Proteins are large biomolecules that are an integral part of a wide range of functions in all living organisms. Their ever-changing structure and role in the different metabolic pathways are, and have been, an area of intense study for many years. Understanding their interactions with other proteins and molecules is of high relevance for drug design and the development of medical treatments.
Protein Structure Explained
Proteins are macromolecules made of amino acids, organic compounds that combine forming chains called polypeptides. These chains shape the structure and determine the configuration of each protein. Proteins differ from one another in their sequence of amino acids, and the genes in our DNA contain the information for the coding of that chain. Once they are synthesized, proteins fold and acquire a three-dimensional structure that will dictate the activity they will carry out in the human body. For this reason, understanding how each protein’s primary structure is naturally and sequentially formed, helps researchers to elucidate the role of each protein.
Abnormal or misfolded proteins are considered unstable and are degraded more rapidly by the cell. Many diseases are related to the permanent alteration or loss of function in proteins generally caused by defective genes. Importantly, the aggregation and misfolding of individual vulnerable proteins influence not only their own structural folding, but that of others sharing common pathways, which leads to disease (1). Therefore, it is important for researchers to fully and accurately understand protein structure and their behaviour in their correspondent network so that they may properly develop disease treatment.

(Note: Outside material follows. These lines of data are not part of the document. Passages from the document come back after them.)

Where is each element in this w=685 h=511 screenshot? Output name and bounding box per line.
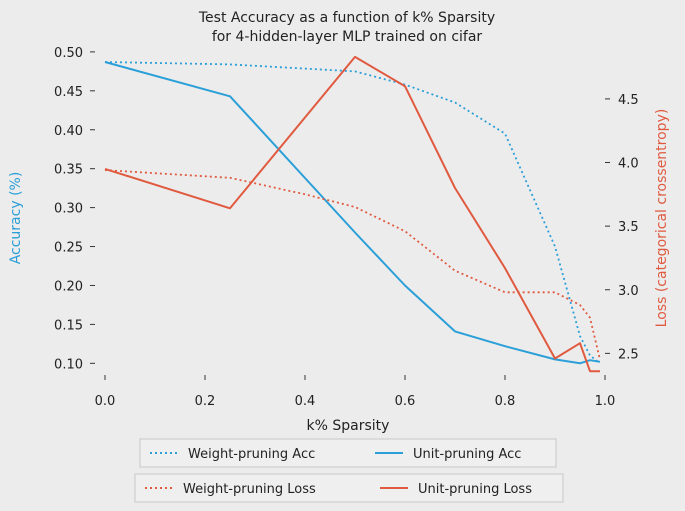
- series-line-unit-pruning-loss: [104, 55, 600, 373]
- y-left-tick-label: 0.40: [54, 124, 83, 139]
- series-line-unit-pruning-acc: [104, 61, 601, 365]
- series-lines: [104, 55, 601, 373]
- x-axis-label: k% Sparsity: [307, 418, 390, 434]
- y-right-tick-label: 4.5: [618, 93, 639, 108]
- y-left-tick-label: 0.25: [54, 241, 83, 256]
- x-tick-label: 0.2: [195, 394, 216, 409]
- legend-box-loss: [134, 473, 564, 503]
- y-left-tick-label: 0.15: [54, 318, 83, 333]
- y-left-tick-label: 0.45: [54, 85, 83, 100]
- y-left-tick-label: 0.50: [54, 46, 83, 61]
- series-line-weight-pruning-loss: [104, 169, 601, 360]
- x-tick-label: 0.0: [95, 394, 116, 409]
- y-left-axis-label: Accuracy (%): [8, 172, 24, 265]
- x-tick-label: 0.4: [295, 394, 316, 409]
- y-left-tick-label: 0.30: [54, 202, 83, 217]
- series-line-weight-pruning-acc: [104, 61, 601, 365]
- legend-label: Unit-pruning Acc: [413, 447, 521, 462]
- y-left-tick-label: 0.35: [54, 163, 83, 178]
- x-tick-label: 0.6: [395, 394, 416, 409]
- legend-box-acc: [139, 438, 557, 468]
- y-right-tick-label: 3.5: [618, 220, 639, 235]
- legend-label: Weight-pruning Loss: [183, 482, 316, 497]
- y-right-tick-label: 3.0: [618, 284, 639, 299]
- chart-subtitle: for 4-hidden-layer MLP trained on cifar: [212, 29, 483, 45]
- y-right-tick-label: 4.0: [618, 157, 639, 172]
- y-right-tick-label: 2.5: [618, 347, 639, 362]
- y-left-tick-label: 0.20: [54, 279, 83, 294]
- chart-title: Test Accuracy as a function of k% Sparsi…: [198, 10, 495, 26]
- y-right-axis-label: Loss (categorical crossentropy): [654, 109, 670, 328]
- y-left-tick-label: 0.10: [54, 357, 83, 372]
- legend-label: Unit-pruning Loss: [418, 482, 532, 497]
- axis-ticks: 0.0 0.2 0.4 0.6 0.8 1.0 0.10 0.15 0.20 0.25 0.30 0.…: [54, 46, 639, 409]
- legend-label: Weight-pruning Acc: [188, 447, 315, 462]
- x-tick-label: 0.8: [495, 394, 516, 409]
- legend: Weight-pruning Acc Unit-pruning Acc Weight…: [134, 438, 564, 503]
- x-tick-label: 1.0: [595, 394, 616, 409]
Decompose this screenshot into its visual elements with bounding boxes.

Many treatment drugs are synthesized in the laboratory to replace unstable abnormal proteins. Others work as inhibitors or trigger signaling in a defectuous network due to loss of activity from misfolded proteins. New and more accurate techniques like nanoDSF, are allowing researchers to better understand the stability of proteins. This inexpensive and efficient research method monitors the thermal transitions of proteins, such as protein unfolding, in the presence of a fluorescent dye; providing quick results. Such tools give medical laboratories the ability to easily analyze protein structures, aiding in the design and production of more specific disease treatments. Proper analysis comes from understanding and characterizing protein functions and interactions.
Functions and Interactions
Included in their wide array of functions, proteins are catalysts for nearly 4000 metabolic reactions: they orchestrate DNA replication, form part of the cell structure, operate as receptors, are part of the immune system, and act as transport molecules. Because proteins are not entirely rigid molecules, they generally change their structure and often form bonds while interacting with other proteins or molecules, called ligands (3). One example of this binding is haemoglobin, a protein that binds to oxygen and is responsible for its transportation to other cells. A stable structure is crucial if proteins are to keep their chemical properties and bind specifically to form these type of complexes.

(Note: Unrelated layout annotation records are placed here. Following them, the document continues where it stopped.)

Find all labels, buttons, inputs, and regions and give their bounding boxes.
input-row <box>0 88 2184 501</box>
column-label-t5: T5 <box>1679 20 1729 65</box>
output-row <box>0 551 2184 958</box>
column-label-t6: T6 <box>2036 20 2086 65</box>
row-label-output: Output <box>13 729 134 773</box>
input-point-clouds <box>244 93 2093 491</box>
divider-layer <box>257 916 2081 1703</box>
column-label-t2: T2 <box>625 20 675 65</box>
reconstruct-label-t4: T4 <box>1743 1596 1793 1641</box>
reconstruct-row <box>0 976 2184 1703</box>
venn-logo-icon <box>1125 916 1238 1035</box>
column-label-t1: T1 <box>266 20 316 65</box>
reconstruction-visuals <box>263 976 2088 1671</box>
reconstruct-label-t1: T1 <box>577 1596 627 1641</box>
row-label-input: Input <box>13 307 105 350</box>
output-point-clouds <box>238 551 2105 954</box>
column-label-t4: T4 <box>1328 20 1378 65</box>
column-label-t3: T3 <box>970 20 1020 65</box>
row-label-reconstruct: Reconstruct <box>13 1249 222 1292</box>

Protein–protein interactions are involved in enzymatic activity regulation, dictating cell functions, carrying out biological processes, and are part of a complex signaling network that triggers or inhibits a universe of actions in the organism (4). Without a complex knowledge of these interactions and how they affect protein structure, disease treatment and drug development would be next to impossible.

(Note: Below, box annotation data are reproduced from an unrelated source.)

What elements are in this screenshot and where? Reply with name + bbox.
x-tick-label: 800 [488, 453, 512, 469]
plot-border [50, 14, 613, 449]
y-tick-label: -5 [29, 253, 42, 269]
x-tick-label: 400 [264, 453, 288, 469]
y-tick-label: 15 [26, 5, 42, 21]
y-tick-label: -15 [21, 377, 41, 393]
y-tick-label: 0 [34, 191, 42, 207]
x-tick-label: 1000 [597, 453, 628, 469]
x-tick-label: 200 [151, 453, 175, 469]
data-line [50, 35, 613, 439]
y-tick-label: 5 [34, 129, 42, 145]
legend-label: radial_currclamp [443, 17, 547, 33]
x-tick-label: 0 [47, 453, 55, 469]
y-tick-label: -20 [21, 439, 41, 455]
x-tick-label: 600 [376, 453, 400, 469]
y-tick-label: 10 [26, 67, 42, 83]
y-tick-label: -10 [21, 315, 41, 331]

Our cells are continuously producing proteins and, as we age, they become more susceptible to mutations that can cause disease. Our body naturally tries to fix or degrade defectuous molecules but in many cases it fails. Utilizing techniques to study and characterize proteins can help researchers monitor structural changes and affected interactions to better understand these protein deficiencies and develop proper disease treatment drugs.
1. Powers ET, Morimoto RI, Dillin A, Kelly JW, Balch WE 2009. Biological and chemical approaches to diseases of proteostasis deficiency. Annu Rev Biochem 78: 23.21–23.33
2. Bairoch A. The ENZYME database in 2000. Nucleic Acids Research. 28 (1): 304–305. PMC 102465 . PMID 10592255. doi:10.1093/nar/28.1.304. Archived from the original on June 1, 2011.
3. Teif Vladimir. Ligand-Induced DNA Condensation: Choosing the Model. Biophys J. 2005 Oct; 89(4): 2574–2587.
Published online 2005 Aug 5. doi: 10.1529/biophysj.105.063909
4. Mathews K,, Van Holde E., Appling D., Anthony Cahill J. Biochemistry (4th Edition). Ed: Addison-Wesley. 2013.